6/10
The Odd Couple Odyssey For Stoners
10 January 2021
After junior analyst Harold Lee (John Cho) and pre-med slacker Kumar Patel (Kal Penn) get stoned in their Hoboken apartment, the two see a White Castle commercial on television and immediately develop an intense craving for the fast food chain's signature sliders. Upon learning that the closest White Castle has closed down, they embark on a hunger-fueled odyssey across New Jersey. The low-brow adventure brings them through a violent Newark, a party-infested Princeton, and various other side quests as they travel in search of delicious hamburgers.

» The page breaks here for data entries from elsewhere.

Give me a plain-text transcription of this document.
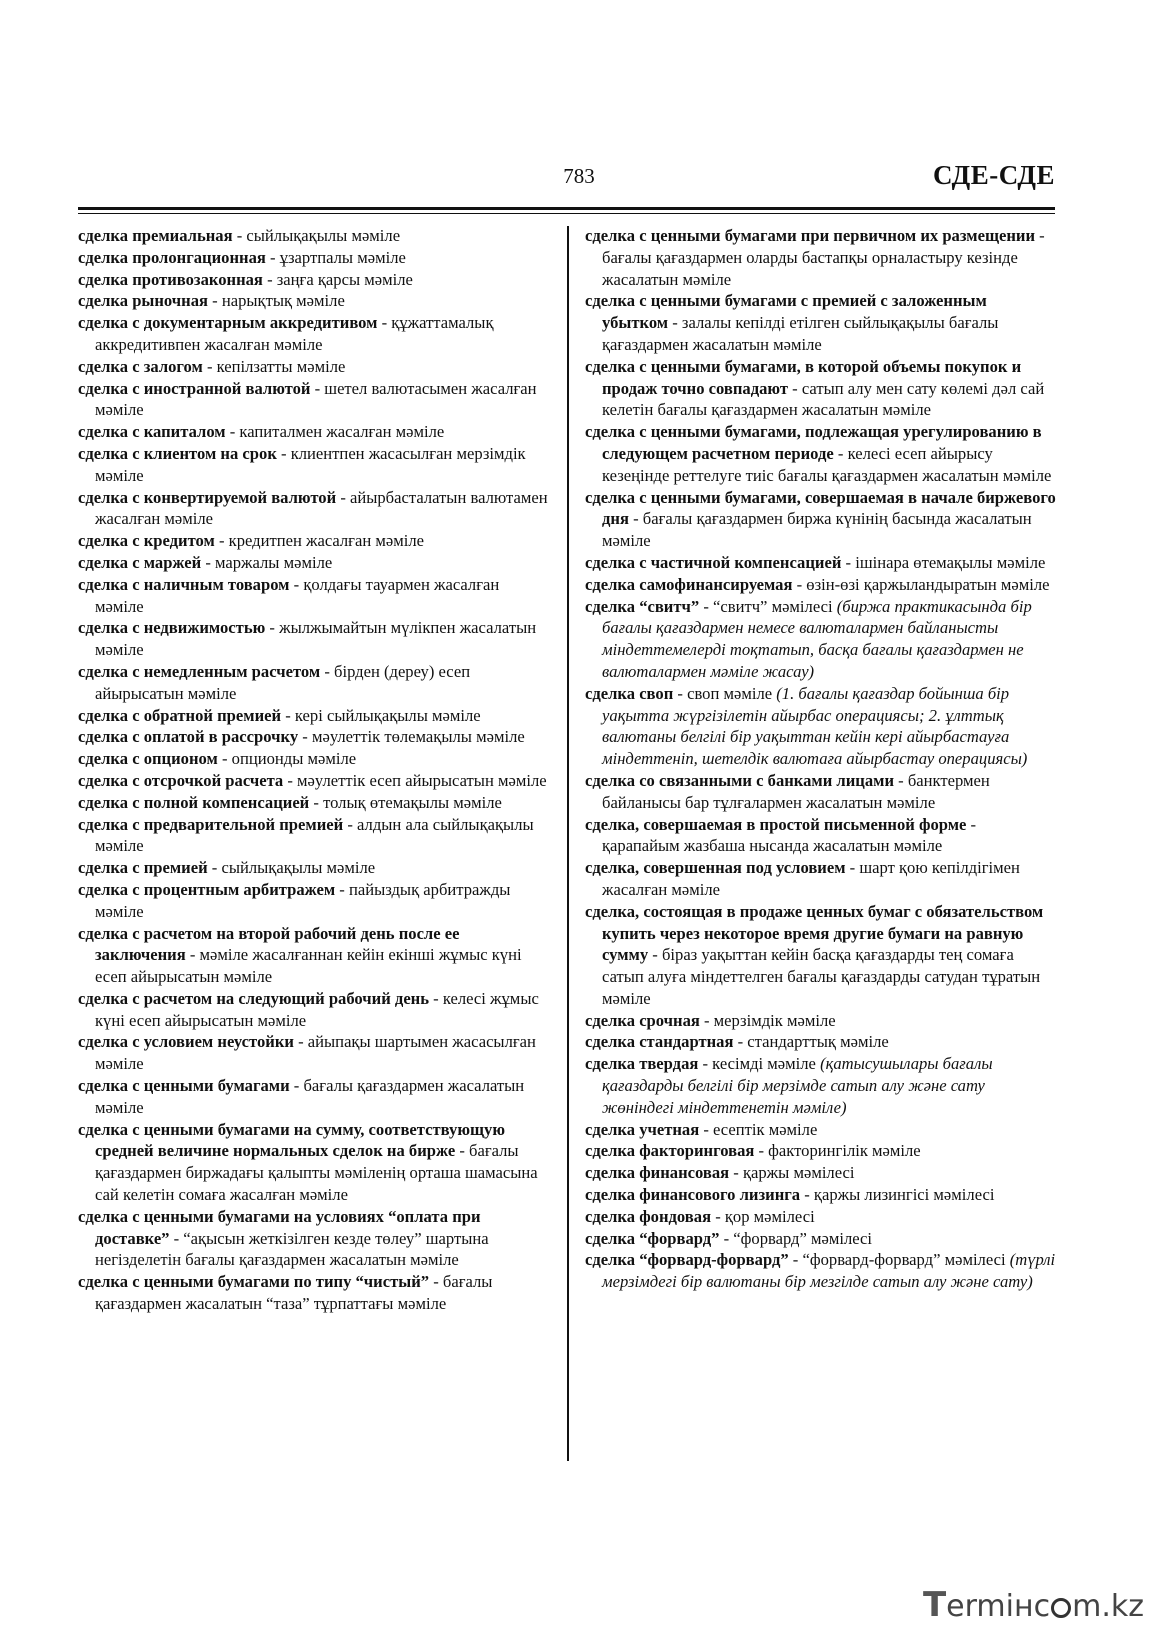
783	СДЕ-СДЕ
сделка премиальная - сыйлықақылы мәміле
сделка пролонгационная - ұзартпалы мәміле
сделка противозаконная - заңға қарсы мәміле
сделка рыночная - нарықтық мәміле
сделка с документарным аккредитивом - құжаттамалық аккредитивпен жасалған мәміле
сделка с залогом - кепілзатты мәміле
сделка с иностранной валютой - шетел валютасымен жасалған мәміле
сделка с капиталом - капиталмен жасалған мәміле
сделка с клиентом на срок - клиентпен жасасылған мерзімдік мәміле
сделка с конвертируемой валютой - айырбасталатын валютамен жасалған мәміле
сделка с кредитом - кредитпен жасалған мәміле
сделка с маржей - маржалы мәміле
сделка с наличным товаром - қолдағы тауармен жасалған мәміле
сделка с недвижимостью - жылжымайтын мүлікпен жасалатын мәміле
сделка с немедленным расчетом - бірден (дереу) есеп айырысатын мәміле
сделка с обратной премией - кері сыйлықақылы мәміле
сделка с оплатой в рассрочку - мәулеттік төлемақылы мәміле
сделка с опционом - опционды мәміле
сделка с отсрочкой расчета - мәулеттік есеп айырысатын мәміле
сделка с полной компенсацией - толық өтемақылы мәміле
сделка с предварительной премией - алдын ала сыйлықақылы мәміле
сделка с премией - сыйлықақылы мәміле
сделка с процентным арбитражем - пайыздық арбитражды мәміле
сделка с расчетом на второй рабочий день после ее заключения - мәміле жасалғаннан кейін екінші жұмыс күні есеп айырысатын мәміле
сделка с расчетом на следующий рабочий день - келесі жұмыс күні есеп айырысатын мәміле
сделка с условием неустойки - айыпақы шартымен жасасылған мәміле
сделка с ценными бумагами - бағалы қағаздармен жасалатын мәміле
сделка с ценными бумагами на сумму, соответствующую средней величине нормальных сделок на бирже - бағалы қағаздармен биржадағы қалыпты мәміленің орташа шамасына сай келетін сомаға жасалған мәміле
сделка с ценными бумагами на условиях “оплата при доставке” - “ақысын жеткізілген кезде төлеу” шартына негізделетін бағалы қағаздармен жасалатын мәміле
сделка с ценными бумагами по типу “чистый” - бағалы қағаздармен жасалатын “таза” тұрпаттағы мәміле
сделка с ценными бумагами при первичном их размещении - бағалы қағаздармен оларды бастапқы орналастыру кезінде жасалатын мәміле
сделка с ценными бумагами с премией с заложенным убытком - залалы кепілді етілген сыйлықақылы бағалы қағаздармен жасалатын мәміле
сделка с ценными бумагами, в которой объемы покупок и продаж точно совпадают - сатып алу мен сату көлемі дәл сай келетін бағалы қағаздармен жасалатын мәміле
сделка с ценными бумагами, подлежащая урегулированию в следующем расчетном периоде - келесі есеп айырысу кезеңінде реттелуге тиіс бағалы қағаздармен жасалатын мәміле
сделка с ценными бумагами, совершаемая в начале биржевого дня - бағалы қағаздармен биржа күнінің басында жасалатын мәміле
сделка с частичной компенсацией - ішінара өтемақылы мәміле
сделка самофинансируемая - өзін-өзі қаржыландыратын мәміле
сделка “свитч” - “свитч” мәмілесі (биржа практикасында бір бағалы қағаздармен немесе валюталармен байланысты міндеттемелерді тоқтатып, басқа бағалы қағаздармен не валюталармен мәміле жасау)
сделка своп - своп мәміле (1. бағалы қағаздар бойынша бір уақытта жүргізілетін айырбас операциясы; 2. ұлттық валютаны белгілі бір уақыттан кейін кері айырбастауға міндеттеніп, шетелдік валютаға айырбастау операциясы)
сделка со связанными с банками лицами - банктермен байланысы бар тұлғалармен жасалатын мәміле
сделка, совершаемая в простой письменной форме - қарапайым жазбаша нысанда жасалатын мәміле
сделка, совершенная под условием - шарт қою кепілдігімен жасалған мәміле
сделка, состоящая в продаже ценных бумаг с обязательством купить через некоторое время другие бумаги на равную сумму - біраз уақыттан кейін басқа қағаздарды тең сомаға сатып алуға міндеттелген бағалы қағаздарды сатудан тұратын мәміле
сделка срочная - мерзімдік мәміле
сделка стандартная - стандарттық мәміле
сделка твердая - кесімді мәміле (қатысушылары бағалы қағаздарды белгілі бір мерзімде сатып алу және сату жөніндегі міндеттенетін мәміле)
сделка учетная - есептік мәміле
сделка факторинговая - факторингілік мәміле
сделка финансовая - қаржы мәмілесі
сделка финансового лизинга - қаржы лизингісі мәмілесі
сделка фондовая - қор мәмілесі
сделка “форвард” - “форвард” мәмілесі
сделка “форвард-форвард” - “форвард-форвард” мәмілесі (түрлі мерзімдегі бір валютаны бір мезгілде сатып алу және сату)
T ermінc m.kz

This is the plot of the aptly titled "Harold & Kumar Go To White Castle," a buddy-comedy that is gross, outrageous, and laugh-out-loud funny. Writers Jon Hurwitz and Hayden Schlossberg craft some very quotable dialogue and clever jokes in the screenplay, and who better to bring this stoner story to life than "Dude Where's My Car?" director Danny Leiner?

Above everyone else, it is Cho and Penn as the titular duo that make this movie so special. An odd couple for the modern era, Harold is an uptight and overworked straight man, while Penn is a genius who prefers partying to applying to med school. Although the two have their differences, their friendship is endearing and believable. Rather than having either character be the "cool one," they both face condescension from the people that fill their equally average lives. The fact that they are minorities living in New Jersey is not lost on the film either. Harold and Kumar both combat racism, but rather than making racism the butt of the joke, the movie places the casual racists as obnoxious and abusive while maintaining the main characters' rationally annoyed perspectives.

Ultimately, Harold and Kumar are relatable - ordinary people making an ordinary fast food run that gradually turns extraordinary. By the film's third act, the protagonists have undergone high speed chases, car accidents, a battle with a racoon, and an encounter with a disfigured Christian zealot in the woods. Later, they inexplicably pick up a hitchhiking Neil Patrick Harris (played by himself), who highjacks their car to go on a drug infused, horny bender. Oh, and they also impersonate doctors, break out of jail, and smoke marajuana with a cheetah in the forest.

It is hard to imagine all of that happening in a single film, but "Harold & Kumar Go To White Castle" fluidly offers one absurd episode after another with uncompromised pacing. It has the cult qualities of "The Big Lebowski" with the general comedic appeal of "American Pie." Admittedly, movie probably appeals to male potheads the most and to Academy members the least, but judged against other raunchy comedies circa 2004, it surely stands out. Given today's call for more movies focused on non-white characters, I wouldn't be surprised to see Harold and Kumar make a comeback. In an odd way, they were ahead of their time.